Slowly the mists coalesced into one thick band that crept over the snow towards me. Soon I was enveloped and as visibility faded I felt drops of moisture on my face. By the time I was home a steady rain was falling. Soon after dark I looked out. The snow had gone.


Monday 27 January 2014

Gear Reviews - The Great Outdoors

Nigor Zero G pack on a ski tour in the Cairngorms, November 2013

Every so often I'm asked why there are so few gear reviews here. The answer, as many people will know, is because I write gear reviews every month for The Great Outdoors magazine. This blog is for other stuff - anything I like as it's non-commercial.

This year there are changes to my reviews for The Great Outdoors. Under the direction of Daniel Neilson the Great Outdoors website is being expanded and amongst other changes it will feature more gear reviews and these will include ones that may not ever appear in the paper magazine and ones that will appear before they do in the paper magazine. As this development is new (and exciting) how it will work out exactly remains to be seen but it should mean that some of my gear reviews are available sooner online than they have been.

The first such reviews are online now and feature two packs - the Gossamer Gear Mariposa and Nigor Zero G. You can find the reviews here.

Gossamer Gear Mariposa pack on an overnight trip, December 2013

Saturday 25 January 2014

Another Stormy Day

Fresh snow on the Cromdales at dusk

The stormy winter continues. Today saw strong gusty winds, low dark clouds, rain, sleet, wet snow and bone-chilling cold. Here at 300 metres the temperature only reached +2C. The wind and damp made it feel much colder.

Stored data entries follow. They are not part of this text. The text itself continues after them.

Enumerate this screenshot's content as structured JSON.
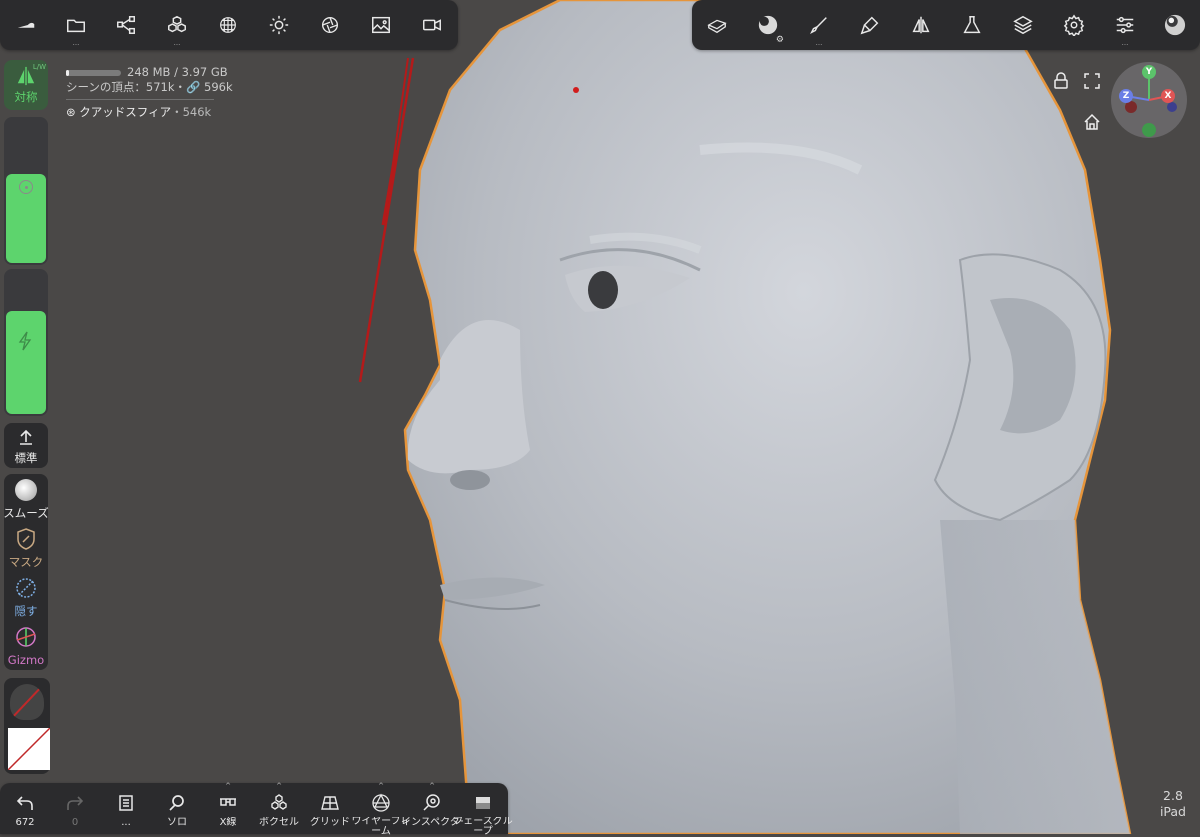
{
  "colors": {
    "accent": "#5dd46d",
    "selection_outline": "#e6953b",
    "panel": "#2b2b2d",
    "viewport_bg": "#4a4847",
    "mesh": "#b8bcc3",
    "axis_x": "#e05555",
    "axis_y": "#5cc36b",
    "axis_z": "#6b7fe6"
  },
  "top_left_toolbar": [
    {
      "icon": "shoe-icon"
    },
    {
      "icon": "folder-icon",
      "dots": "..."
    },
    {
      "icon": "share-nodes-icon"
    },
    {
      "icon": "cubes-icon",
      "dots": "..."
    },
    {
      "icon": "sphere-grid-icon"
    },
    {
      "icon": "sun-icon"
    },
    {
      "icon": "aperture-icon"
    },
    {
      "icon": "image-icon"
    },
    {
      "icon": "video-icon"
    }
  ],
  "top_right_toolbar": [
    {
      "icon": "mesh-box-icon"
    },
    {
      "icon": "material-sphere-icon",
      "badge": "gear"
    },
    {
      "icon": "brush-icon",
      "dots": "..."
    },
    {
      "icon": "paint-tube-icon"
    },
    {
      "icon": "symmetry-icon"
    },
    {
      "icon": "flask-icon"
    },
    {
      "icon": "layers-icon"
    },
    {
      "icon": "gear-icon"
    },
    {
      "icon": "sliders-icon",
      "dots": "..."
    },
    {
      "icon": "matcap-sphere-icon"
    }
  ],
  "info": {
    "memory": "248 MB / 3.97 GB",
    "scene_vertices": "シーンの頂点：571k・",
    "link_count": "596k",
    "object_name": "クアッドスフィア",
    "object_count": "・546k"
  },
  "left_panel": {
    "symmetry_label": "対称",
    "symmetry_corner": "L/W",
    "radius_value": 0.62,
    "intensity_value": 0.72,
    "standard_label": "標準",
    "smooth_label": "スムーズ",
    "mask_label": "マスク",
    "hide_label": "隠す",
    "gizmo_label": "Gizmo"
  },
  "bottom_toolbar": [
    {
      "label": "672",
      "icon": "undo-icon"
    },
    {
      "label": "0",
      "icon": "redo-icon"
    },
    {
      "label": "...",
      "icon": "book-icon"
    },
    {
      "label": "ソロ",
      "icon": "search-icon"
    },
    {
      "label": "X線",
      "icon": "glasses-icon",
      "caret": "^"
    },
    {
      "label": "ボクセル",
      "icon": "cubes-icon",
      "caret": "^"
    },
    {
      "label": "グリッド",
      "icon": "grid-plane-icon"
    },
    {
      "label": "ワイヤーフレーム",
      "icon": "wireframe-icon",
      "caret": "^"
    },
    {
      "label": "インスペクター",
      "icon": "inspector-icon",
      "caret": "^"
    },
    {
      "label": "フェースグループ",
      "icon": "facegroup-icon"
    }
  ],
  "version": "2.8",
  "device": "iPad",
  "gizmo_axes": {
    "y": "Y",
    "x": "X",
    "z": "Z"
  }
}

The hills were hidden in cloud much of the day but at dusk the clouds lifted a little to reveal fresh snow on the Cromdale Hills. The outlook remains stormy with the freezing level rising and falling. Oh for some high pressure!

Thursday 23 January 2014

Birds, Squirrels, Snow

Long-tailed tits in the snow

Despite the mild weather this winter the birds and squirrels have been devouring the food we put out for them. Today was more like winter with regular snow showers and temperatures barely above freezing. This brought out the birds in even greater numbers and there were several squirrels around most of the day - I saw three at one point and suspect there were a few more than this.

Red squirrel

A great delight has been a flock of new visitors - beautiful long-tailed tits. Although we occasionally see them in the local woods we'd never seen them on the feeders or in the garden until last week. Now they're appearing every day. They particularly like some fat balls that I first put out several weeks ago. The other birds didn't seem keen on them and I'd decided not to buy any more before the long-tailed tits appeared. I've changed my mind! 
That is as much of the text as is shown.